-¿Qué pasó, pues, mi comandante?-, preguntó soplándole apenas al viento el elemento Rodríguez.
-Nada. Nomás que se chingaron al comandante Orduña-, respondió el hombrecillo de bigote espeso y ojos de toro bravo. Su uniforme, despìntado, le daba el aspecto de un soldado de algún ejército del siglo XIX que se encontraba perdido luego de una sangrienta batalla.
-¿Cómo que se lo chingaron?-
-Bueno- se arremangó la camisa y pasó su lengua por los labios- no sabemos. Desapareció. Lo desaparecieron, mejor dicho-.
Caminó hacia la patrulla que lo esperaba con un ritmo acelerado, debido a lo delicado de la situación, dejando al sargento que lo interrogó peor que como había llegado, en ascuas.

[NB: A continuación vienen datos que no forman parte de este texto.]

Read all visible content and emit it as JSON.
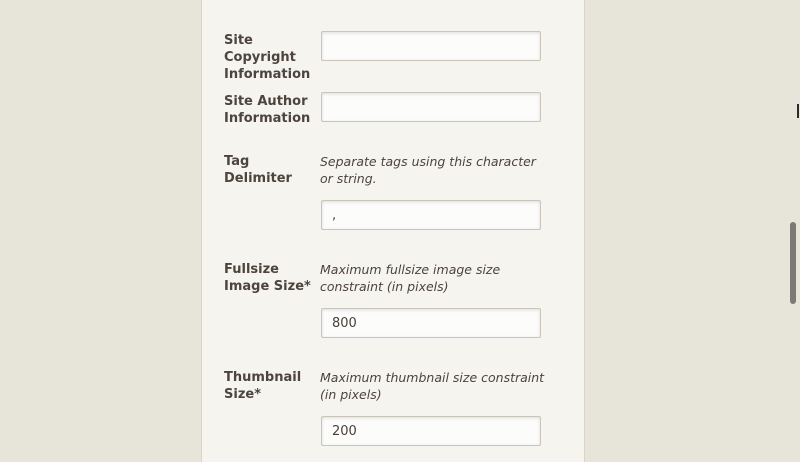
{
  "form": {
    "copyright": {
      "label": "Site\nCopyright\nInformation",
      "value": ""
    },
    "author": {
      "label": "Site Author\nInformation",
      "value": ""
    },
    "tag_delimiter": {
      "label": "Tag\nDelimiter",
      "help": "Separate tags using this character or string.",
      "value": ","
    },
    "fullsize": {
      "label": "Fullsize\nImage Size*",
      "help": "Maximum fullsize image size constraint (in pixels)",
      "value": "800"
    },
    "thumbnail": {
      "label": "Thumbnail\nSize*",
      "help": "Maximum thumbnail size constraint (in pixels)",
      "value": "200"
    }
  }
}
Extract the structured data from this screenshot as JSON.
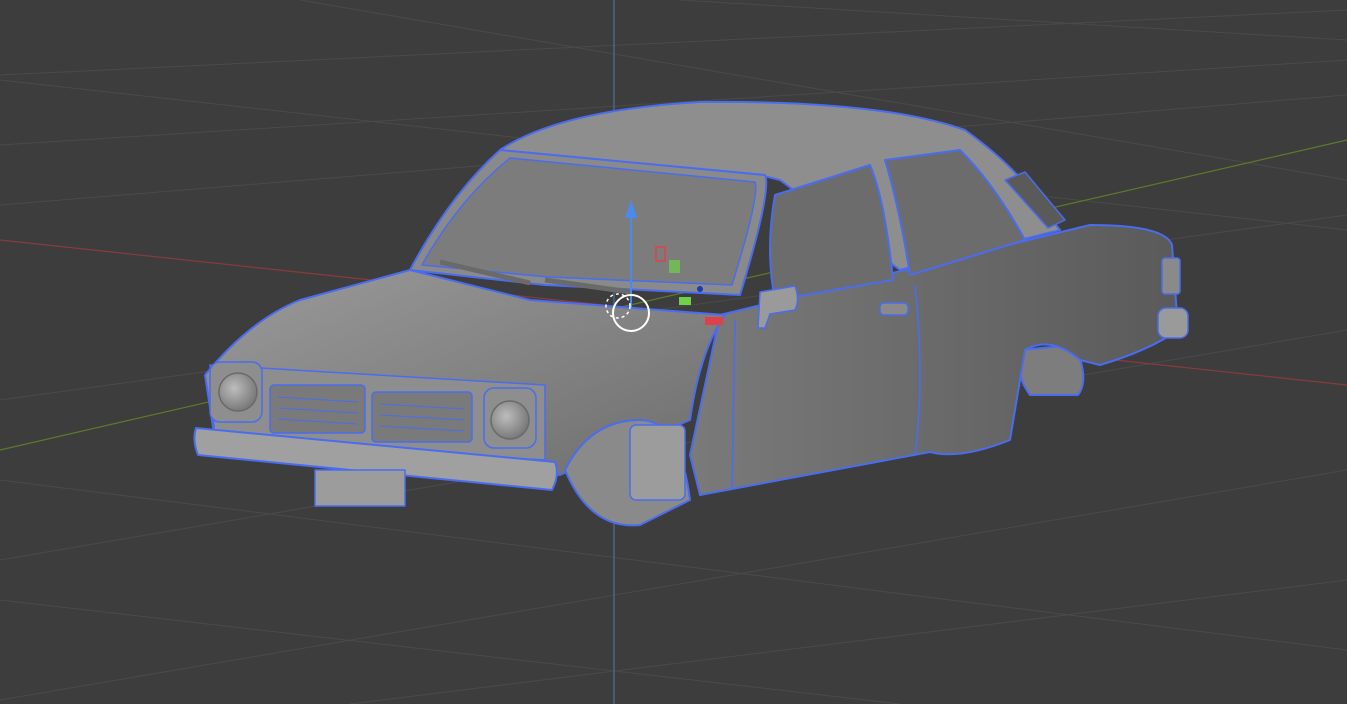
{
  "viewport": {
    "background": "#3d3d3d",
    "grid_color": "#4a4a4a",
    "x_axis_color": "#8a3b3b",
    "y_axis_color": "#5c7a2a",
    "z_axis_color": "#4d6fa3"
  },
  "model": {
    "body_color": "#8c8c8c",
    "outline_color": "#4a6cf0",
    "glass_color": "#6c6c6c"
  },
  "gizmo": {
    "x_color": "#e0404a",
    "y_color": "#6fd04a",
    "z_color": "#4a8af0",
    "origin_icon": "crosshair-circle-icon"
  }
}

Juan Pulido regresó esa misma noche a su casa con el humor y el hambre habituales. Reía con gana en sus ratos de ocio y se puede decir que no comía, sino que engullía sus alimentos. Sólo que en esta ocasión cometió una indiscreción. Cuando su primo Roberto le cuestionó si se había enterado de algo acerca de la desaparición de Orduña, dijo que él no tenía porque andar metiéndose en lo que no le importaba y que si bien lo podían hallar en el desfiladero del Moral, de igual forma lo encontrarían en su rancho, que al fin y al cabo lo más seguro es que estaría muerto. Terminó de hablar malhumorado. Roberto no sospechó inmediatamente nada, ¿cómo hacerlo, si no tenía ni idea exacta de lo ocurrido en los últimos meses en Tonalá y su cuerpo policiaco? No le dio mayor importancia al asunto y salió a fumarse un cigarrillo a la calle, si es que se le puede dar ese nombre a la vereda empedrada que cruza como arteria aorta el corazón del Rancho de la Cruz, la localidad más arraigada del municipio tonalteca. Sentía sueño. A cada bocanada de humo sus fuerzas eran carcomidas un poco más que con la anterior, hasta que se hartó, lanzó la última colilla a la pila de cantera de enfrente de la casa, y se introdujo en esta última. Su cama lo recibió con absoluta franqueza, ésa que sólo tienen los objetos inanimados.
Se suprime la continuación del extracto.